钟陌棠一接茬,正好得机朝后座瞄了一眼,刚巧荣锦尧也在看他,他一愣,立刻又坐正了。荣锦尧投来的目光绝不仅是无心一扫。也许是他早知后情先入为主了?但假如太姥爷当年对钟陌棠真是一见钟情,这样的对视的确令他尴尬。所幸他现在的身份是个新近下人,少言是对的。
谈笑声中,汽车驶进英租界。公馆里早有下人先行打了报告,车子才从喷水池一边往里绕,三双期盼的眼睛已经等在台阶上了。荣老爷站在中间,一侧荣太太,一侧姨太太。
荣锦尧刚下车,招呼还未一一打过,身后又驶来一辆汽车。是大公子和夫人来了。这下热闹更甚,一行人亲亲热热地围着多年不见的三少爷往楼里走。
行李箱拎到台阶口就被截住了。钟陌棠没反应过来,仍提着箱子不撒手。胡田生赶上来催他一块去停车,说楼里是老爷少爷们待的地界,又有太太小姐一众女眷,你一个司机往里跑什么?你的阵地在车上,屋里的活用不着你。钟陌棠于是没再捞着机会看上太姥爷一眼。
晚饭时胡田生仍没走,老爷吩咐他留下,稍晚一些送大少爷和少nainai回去。今晚一家人难得团聚,总要喝上几杯。
男佣们未经允许不准进楼,也不住在楼里。后花园把角建有一排平房,是男佣的栖身之所。房屋外表同样装饰成英国式样,与整座宅邸相配。胡田生嫌一个人无聊,跑去找钟陌棠一块吃饭。与他们搭伙的还有门房和一个专职花匠。
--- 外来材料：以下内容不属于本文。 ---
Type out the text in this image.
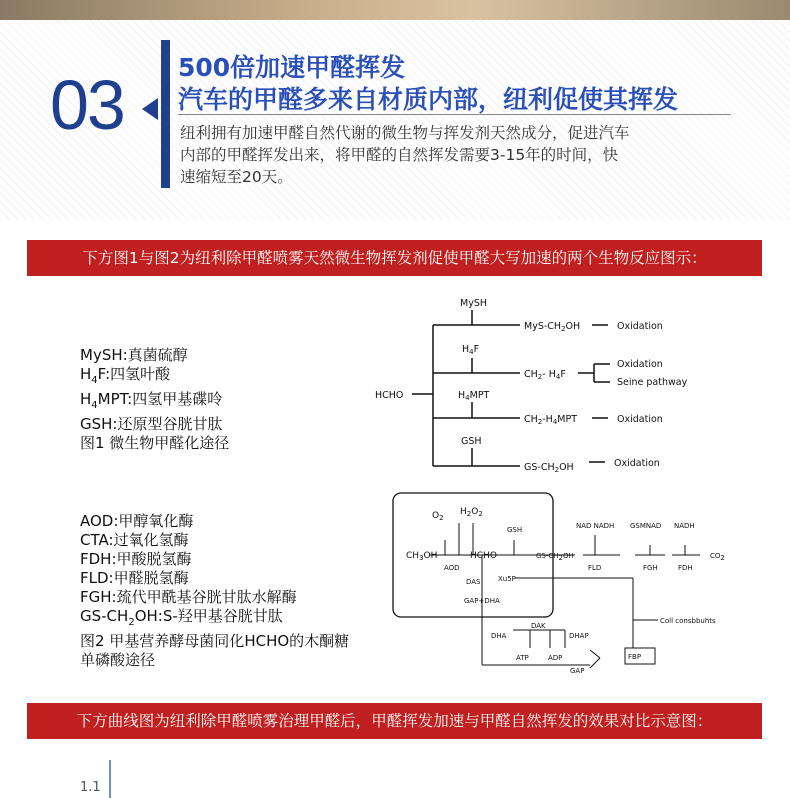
03 500倍加速甲醛挥发
汽车的甲醛多来自材质内部，纽利促使其挥发
纽利拥有加速甲醛自然代谢的微生物与挥发剂天然成分，促进汽车
内部的甲醛挥发出来，将甲醛的自然挥发需要3-15年的时间，快
速缩短至20天。
下方图1与图2为纽利除甲醛喷雾天然微生物挥发剂促使甲醛大写加速的两个生物反应图示：
MySH:真菌硫醇
$H_4F$:四氢叶酸
$H_4MPT$:四氢甲基碟呤
GSH:还原型谷胱甘肽
图1 微生物甲醛化途径
HCHO
MySH
$H_4F$
$H_4MPT$
GSH
MyS-$CH_2OH$
$CH_2-$ $H_4F$
$CH_2-H_4MPT$
$GS-CH_2OH$
Oxidation
Oxidation
Seine pathway
Oxidation
Oxidation
AOD:甲醇氧化酶
CTA:过氧化氢酶
FDH:甲酸脱氢酶
FLD:甲醛脱氢酶
FGH:巯代甲酰基谷胱甘肽水解酶
$GS-CH_2OH:S-$羟甲基谷胱甘肽
图2 甲基营养酵母菌同化HCHO的木酮糖
单磷酸途径
$O_2$
$H_2O_2$
$CH_3OH$
AOD
HCHO
GSH
GS-CH2OH
NAD NADH GSMNAD NADH
CO2
FLD	FGH	FDH
DAS	Xu5P
GAP+DHA
DHA
DAK
DHAP
ATP	ADP	FBP
GAP
Coll consbbuhts
下方曲线图为纽利除甲醛喷雾治理甲醛后，甲醛挥发加速与甲醛自然挥发的效果对比示意图：
1.1
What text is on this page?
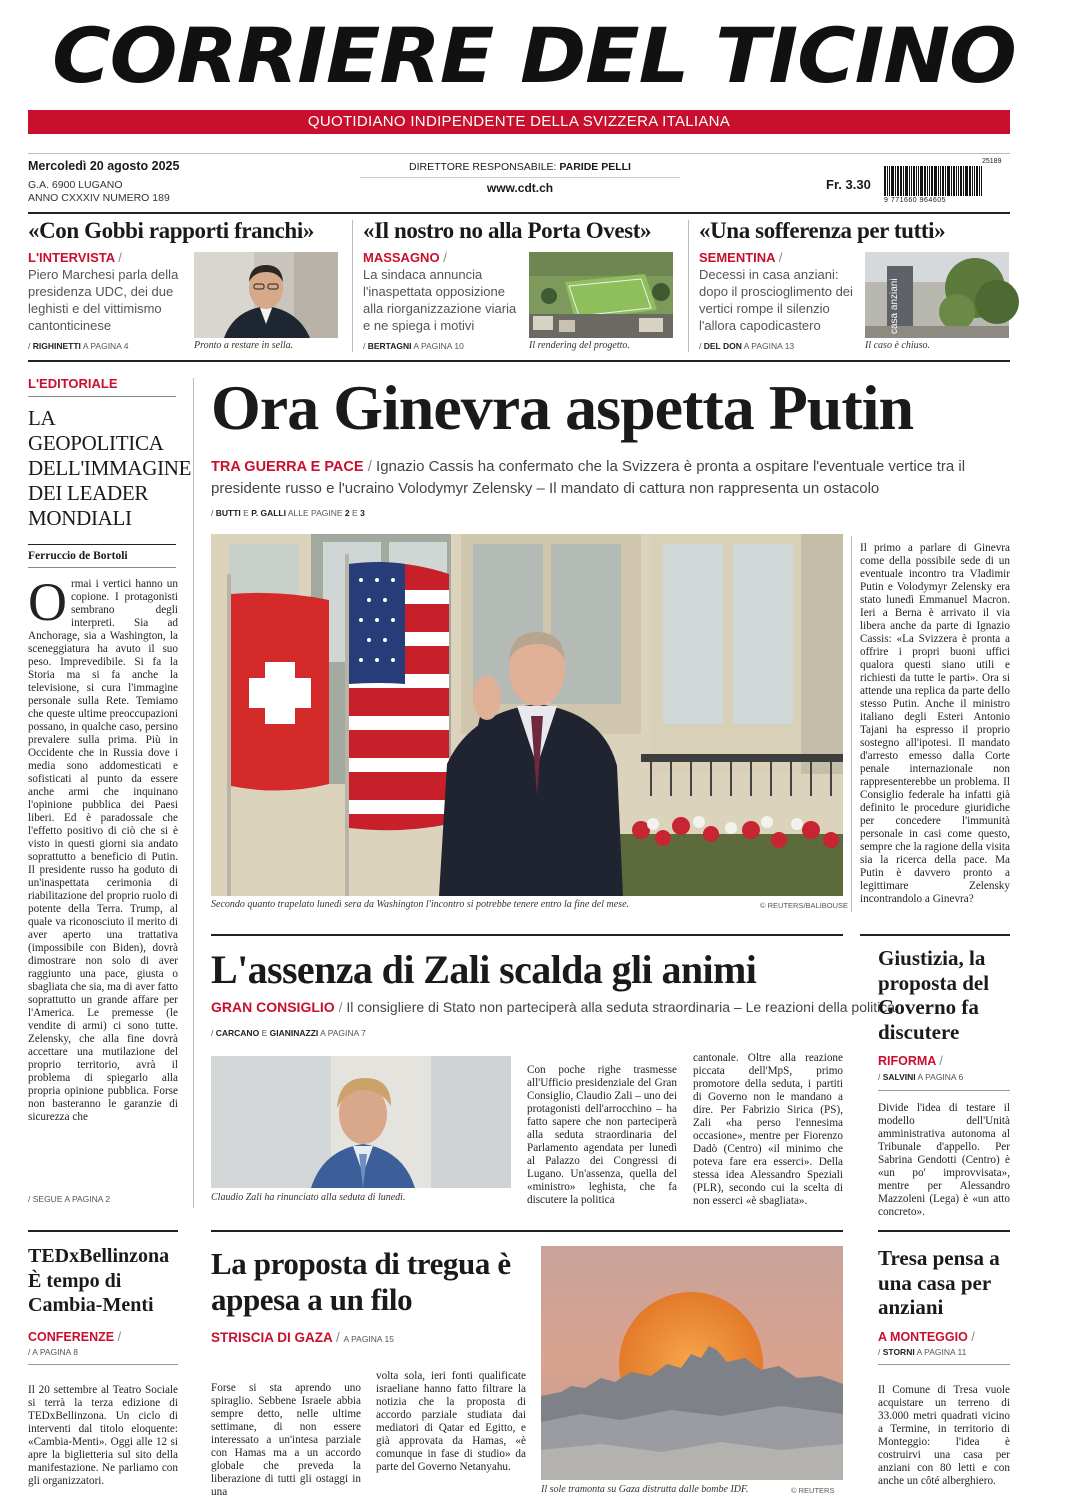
CORRIERE DEL TICINO
QUOTIDIANO INDIPENDENTE DELLA SVIZZERA ITALIANA
Mercoledì 20 agosto 2025
G.A. 6900 LUGANO
ANNO CXXXIV NUMERO 189
DIRETTORE RESPONSABILE: PARIDE PELLI
www.cdt.ch	Fr. 3.30
25189
9 771660 964605
«Con Gobbi rapporti franchi»
L'INTERVISTA /
Piero Marchesi parla della presidenza UDC, dei due leghisti e del vittimismo cantonticinese
/ RIGHINETTI A PAGINA 4	Pronto a restare in sella.
«Il nostro no alla Porta Ovest»
MASSAGNO /
La sindaca annuncia l'inaspettata opposizione alla riorganizzazione viaria e ne spiega i motivi
/ BERTAGNI A PAGINA 10	Il rendering del progetto.
«Una sofferenza per tutti»
SEMENTINA /
Decessi in casa anziani: dopo il proscioglimento dei vertici rompe il silenzio l'allora capodicastero	casa anziani
/ DEL DON A PAGINA 13	Il caso è chiuso.
L'EDITORIALE
LA GEOPOLITICA DELL'IMMAGINE DEI LEADER MONDIALI
Ferruccio de Bortoli
Ormai i vertici hanno un copione. I protagonisti sembrano degli interpreti. Sia ad Anchorage, sia a Washington, la sceneggiatura ha avuto il suo peso. Imprevedibile. Si fa la Storia ma si fa anche la televisione, si cura l'immagine personale sulla Rete. Temiamo che queste ultime preoccupazioni possano, in qualche caso, persino prevalere sulla prima. Più in Occidente che in Russia dove i media sono addomesticati e sofisticati al punto da essere anche armi che inquinano l'opinione pubblica dei Paesi liberi. Ed è paradossale che l'effetto positivo di ciò che si è visto in questi giorni sia andato soprattutto a beneficio di Putin. Il presidente russo ha goduto di un'inaspettata cerimonia di riabilitazione del proprio ruolo di potente della Terra. Trump, al quale va riconosciuto il merito di aver aperto una trattativa (impossibile con Biden), dovrà dimostrare non solo di aver raggiunto una pace, giusta o sbagliata che sia, ma di aver fatto soprattutto un grande affare per l'America. Le premesse (le vendite di armi) ci sono tutte. Zelensky, che alla fine dovrà accettare una mutilazione del proprio territorio, avrà il problema di spiegarlo alla propria opinione pubblica. Forse non basteranno le garanzie di sicurezza che
/ SEGUE A PAGINA 2
Ora Ginevra aspetta Putin
TRA GUERRA E PACE / Ignazio Cassis ha confermato che la Svizzera è pronta a ospitare l'eventuale vertice tra il presidente russo e l'ucraino Volodymyr Zelensky – Il mandato di cattura non rappresenta un ostacolo
/ BUTTI E P. GALLI ALLE PAGINE 2 E 3
Secondo quanto trapelato lunedì sera da Washington l'incontro si potrebbe tenere entro la fine del mese.	© REUTERS/BALIBOUSE
Il primo a parlare di Ginevra come della possibile sede di un eventuale incontro tra Vladimir Putin e Volodymyr Zelensky era stato lunedì Emmanuel Macron. Ieri a Berna è arrivato il via libera anche da parte di Ignazio Cassis: «La Svizzera è pronta a offrire i propri buoni uffici qualora questi siano utili e richiesti da tutte le parti». Ora si attende una replica da parte dello stesso Putin. Anche il ministro italiano degli Esteri Antonio Tajani ha espresso il proprio sostegno all'ipotesi. Il mandato d'arresto emesso dalla Corte penale internazionale non rappresenterebbe un problema. Il Consiglio federale ha infatti già definito le procedure giuridiche per concedere l'immunità personale in casi come questo, sempre che la ragione della visita sia la ricerca della pace. Ma Putin è davvero pronto a legittimare Zelensky incontrandolo a Ginevra?
L'assenza di Zali scalda gli animi
GRAN CONSIGLIO / Il consigliere di Stato non parteciperà alla seduta straordinaria – Le reazioni della politica
/ CARCANO E GIANINAZZI A PAGINA 7
Claudio Zali ha rinunciato alla seduta di lunedì.
Con poche righe trasmesse all'Ufficio presidenziale del Gran Consiglio, Claudio Zali – uno dei protagonisti dell'arrocchino – ha fatto sapere che non parteciperà alla seduta straordinaria del Parlamento agendata per lunedì al Palazzo dei Congressi di Lugano. Un'assenza, quella del «ministro» leghista, che fa discutere la politica
cantonale. Oltre alla reazione piccata dell'MpS, primo promotore della seduta, i partiti di Governo non le mandano a dire. Per Fabrizio Sirica (PS), Zali «ha perso l'ennesima occasione», mentre per Fiorenzo Dadò (Centro) «il minimo che poteva fare era esserci». Della stessa idea Alessandro Speziali (PLR), secondo cui la scelta di non esserci «è sbagliata».
Giustizia, la proposta del Governo fa discutere
RIFORMA /
/ SALVINI A PAGINA 6
Divide l'idea di testare il modello dell'Unità amministrativa autonoma al Tribunale d'appello. Per Sabrina Gendotti (Centro) è «un po' improvvisata», mentre per Alessandro Mazzoleni (Lega) è «un atto concreto».
TEDxBellinzona È tempo di Cambia-Menti
CONFERENZE /
/ A PAGINA 8
Il 20 settembre al Teatro Sociale si terrà la terza edizione di TEDxBellinzona. Un ciclo di interventi dal titolo eloquente: «Cambia-Menti». Oggi alle 12 si apre la biglietteria sul sito della manifestazione. Ne parliamo con gli organizzatori.
La proposta di tregua è appesa a un filo
STRISCIA DI GAZA / A PAGINA 15
Forse si sta aprendo uno spiraglio. Sebbene Israele abbia sempre detto, nelle ultime settimane, di non essere interessato a un'intesa parziale con Hamas ma a un accordo globale che preveda la liberazione di tutti gli ostaggi in una
volta sola, ieri fonti qualificate israeliane hanno fatto filtrare la notizia che la proposta di accordo parziale studiata dai mediatori di Qatar ed Egitto, e già approvata da Hamas, «è comunque in fase di studio» da parte del Governo Netanyahu.
Il sole tramonta su Gaza distrutta dalle bombe IDF.	© REUTERS
Tresa pensa a una casa per anziani
A MONTEGGIO /
/ STORNI A PAGINA 11
Il Comune di Tresa vuole acquistare un terreno di 33.000 metri quadrati vicino a Termine, in territorio di Monteggio: l'idea è costruirvi una casa per anziani con 80 letti e con anche un côté alberghiero.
四个下人里属钟陌棠当差时间短,对府里的人事还没摸熟,其他三人都是老油条了,不但知道谁是谁,谁在家中什么地位,连谁和谁关系亲疏,府里哪个下人实际上是谁的亲信都一清二楚。甚至于主子们彼此间都未曾耳闻的一些小情小故小猫腻,他们也门儿清。
钟陌棠从他们口中听来不少八卦,问胡田生:“你下午还说没有吩咐不准往楼里去。你怎么知道这么多故事?”
“待久了你也知道。”胡田生一手夹着烟卷,一手把炒果仁一下一个地往嘴里扔,“你是不能进去,那还有那么些女佣呢,她们又不能天天出门,你出去的时候多给她们捎带几回东西,下回不用你问,她什么都能当成新闻告诉你。